Positionner la Maintenance au cœur de l'efficacité énergétique, pour une meilleure maîtrise opérationnelle
Intégrer l’énergie dans une stratégie de maîtrise opérationnelle globale implique prioritairement de répondre aux 3 questions suivantes :
- Comment mesurer la performance énergétique de votre entreprise, de ses utilités et procédés, en vue de pouvoir suivre dans le temps son amélioration et ses dérives ?
- Comment lister et mettre en œuvre les axes de travail présentant les meilleures opportunités ?
- A qui confier la responsabilité de la mise en œuvre de ce plan d’action et quels sont les priorités à donner ?
Mesurer la performance énergétique
Quels sont les indicateurs de performance énergétique qui peuvent caractériser votre entreprise ? Comment pouvez-vous suivre ces indicateurs de manière simple et fiable ?
Le suivi des consommations énergétiques ne représente en soi qu’une partie de l’image de l’efficacité énergétique de l’entreprise. C’est le lien entre les consommations d’énergies et le niveau d’activité qui donne une image complète de la performance énergétique de l’entreprise. Connaître son efficacité énergétique implique de définir et mesurer les éléments suivants :
- Les indicateurs d’activité les plus représentatifs de l’entreprise (To d’acier, m³ d’eau, m² de panneau, Degré-jours,…)
- Les consommations d’énergies associées à ces mêmes indicateurs d’activité.
Une fois ces prémices définis, les 2 questions suivantes se posent :
- Comment reprendre sur un seul et même système d’information énergétique l’ensemble de ces données de production et de consommation, en vue d’établir une routine de calcul de la performance énergétique ?
- Le marché offre de multiples solutions de « comptage énergétique », lesquelles seraient les plus adaptées à votre activité ?

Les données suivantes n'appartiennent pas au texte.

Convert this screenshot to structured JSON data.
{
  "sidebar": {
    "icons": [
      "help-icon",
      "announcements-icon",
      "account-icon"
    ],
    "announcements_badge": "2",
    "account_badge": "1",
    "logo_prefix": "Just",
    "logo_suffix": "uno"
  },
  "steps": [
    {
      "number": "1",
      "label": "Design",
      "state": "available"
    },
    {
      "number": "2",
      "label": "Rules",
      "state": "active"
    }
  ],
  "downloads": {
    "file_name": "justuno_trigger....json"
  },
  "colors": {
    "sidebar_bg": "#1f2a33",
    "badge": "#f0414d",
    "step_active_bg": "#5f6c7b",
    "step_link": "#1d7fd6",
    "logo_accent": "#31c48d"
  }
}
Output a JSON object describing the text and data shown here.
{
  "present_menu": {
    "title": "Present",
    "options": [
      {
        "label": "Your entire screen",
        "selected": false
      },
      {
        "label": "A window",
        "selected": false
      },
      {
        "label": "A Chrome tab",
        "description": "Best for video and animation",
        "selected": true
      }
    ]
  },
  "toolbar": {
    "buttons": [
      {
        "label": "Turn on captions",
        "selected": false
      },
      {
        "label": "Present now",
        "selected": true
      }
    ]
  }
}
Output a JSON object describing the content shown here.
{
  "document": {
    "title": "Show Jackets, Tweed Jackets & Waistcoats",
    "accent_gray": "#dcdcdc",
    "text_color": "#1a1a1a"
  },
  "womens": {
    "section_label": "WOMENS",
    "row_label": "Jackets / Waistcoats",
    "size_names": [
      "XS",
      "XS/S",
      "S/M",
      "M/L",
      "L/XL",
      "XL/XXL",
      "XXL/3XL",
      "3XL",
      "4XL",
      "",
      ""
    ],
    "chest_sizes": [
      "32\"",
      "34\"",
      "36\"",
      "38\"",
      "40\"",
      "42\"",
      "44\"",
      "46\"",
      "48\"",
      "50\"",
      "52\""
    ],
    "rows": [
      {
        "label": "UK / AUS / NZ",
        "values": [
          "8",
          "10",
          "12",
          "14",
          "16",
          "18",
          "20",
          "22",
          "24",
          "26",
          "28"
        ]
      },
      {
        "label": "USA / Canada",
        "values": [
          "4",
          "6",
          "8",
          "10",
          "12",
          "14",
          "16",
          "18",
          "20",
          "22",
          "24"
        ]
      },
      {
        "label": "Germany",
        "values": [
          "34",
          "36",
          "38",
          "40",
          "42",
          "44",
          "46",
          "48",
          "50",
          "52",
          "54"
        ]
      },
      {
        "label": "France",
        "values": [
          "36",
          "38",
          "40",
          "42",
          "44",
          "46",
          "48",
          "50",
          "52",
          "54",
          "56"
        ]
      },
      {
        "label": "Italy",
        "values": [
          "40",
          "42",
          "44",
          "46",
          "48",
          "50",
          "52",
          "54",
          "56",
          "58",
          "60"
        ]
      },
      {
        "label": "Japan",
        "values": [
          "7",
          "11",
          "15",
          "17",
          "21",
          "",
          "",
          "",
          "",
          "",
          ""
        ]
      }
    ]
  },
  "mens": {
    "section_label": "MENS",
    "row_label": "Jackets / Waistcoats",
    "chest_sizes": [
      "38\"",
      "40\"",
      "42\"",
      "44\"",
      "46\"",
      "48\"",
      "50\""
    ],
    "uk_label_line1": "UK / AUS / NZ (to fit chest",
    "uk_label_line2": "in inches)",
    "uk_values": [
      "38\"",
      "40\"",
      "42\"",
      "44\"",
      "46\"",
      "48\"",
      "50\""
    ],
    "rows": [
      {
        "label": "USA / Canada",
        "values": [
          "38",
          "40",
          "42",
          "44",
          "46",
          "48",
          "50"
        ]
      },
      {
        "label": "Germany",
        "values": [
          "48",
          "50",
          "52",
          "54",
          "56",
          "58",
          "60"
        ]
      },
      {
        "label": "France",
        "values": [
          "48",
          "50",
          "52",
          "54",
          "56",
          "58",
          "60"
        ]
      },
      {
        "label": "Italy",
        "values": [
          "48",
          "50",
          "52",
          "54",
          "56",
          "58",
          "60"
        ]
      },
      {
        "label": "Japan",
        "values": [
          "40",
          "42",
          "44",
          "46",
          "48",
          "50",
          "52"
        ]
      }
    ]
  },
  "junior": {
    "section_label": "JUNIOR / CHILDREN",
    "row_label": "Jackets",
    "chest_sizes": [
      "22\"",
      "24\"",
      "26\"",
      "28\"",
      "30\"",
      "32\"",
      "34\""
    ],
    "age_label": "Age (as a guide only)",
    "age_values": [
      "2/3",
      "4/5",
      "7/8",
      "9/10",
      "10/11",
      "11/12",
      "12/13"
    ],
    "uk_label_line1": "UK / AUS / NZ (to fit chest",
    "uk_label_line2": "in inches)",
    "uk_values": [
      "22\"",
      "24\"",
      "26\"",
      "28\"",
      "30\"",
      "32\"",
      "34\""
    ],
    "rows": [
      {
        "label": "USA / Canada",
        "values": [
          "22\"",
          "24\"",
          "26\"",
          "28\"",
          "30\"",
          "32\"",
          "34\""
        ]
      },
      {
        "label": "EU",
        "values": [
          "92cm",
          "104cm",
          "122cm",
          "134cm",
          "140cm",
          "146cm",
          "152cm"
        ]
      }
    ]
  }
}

La mise en place de moyens de mesure et de vérification de la performance énergétique de l’entreprise est une base indispensable et prioritaire dans l’implémentation d’une stratégie de maîtrise opérationnelle.
« Mesurer, c’est savoir »
Élaborer son plan d’action
Tentons tout d’abord de redéfinir ce qui caractérise une opportunité en matière de performance énergétique :
- Les CAPEX – quel est l’investissement de départ nécessaire à la mise en place de l’amélioration ? Quelles sont les options de financements de mon plan d’action ?
- Les OPEX – quels sont les gains/coûts opérationnels générés tout au long de la durée de vie de l’optimisation énergétique ;
- Le ROI (Return on Investment) – quels sont les retours sur investissements de mon plan d’action, et quelles sont les projections financières à terme (valeur actualisée nette, taux de rentabilité interne) ?
- L’impact sur notre dépendance aux énergies – dans quelle mesure cette modification va-t-elle réduire (ou augmenter) notre exposition à la volatilité des prix des énergies ?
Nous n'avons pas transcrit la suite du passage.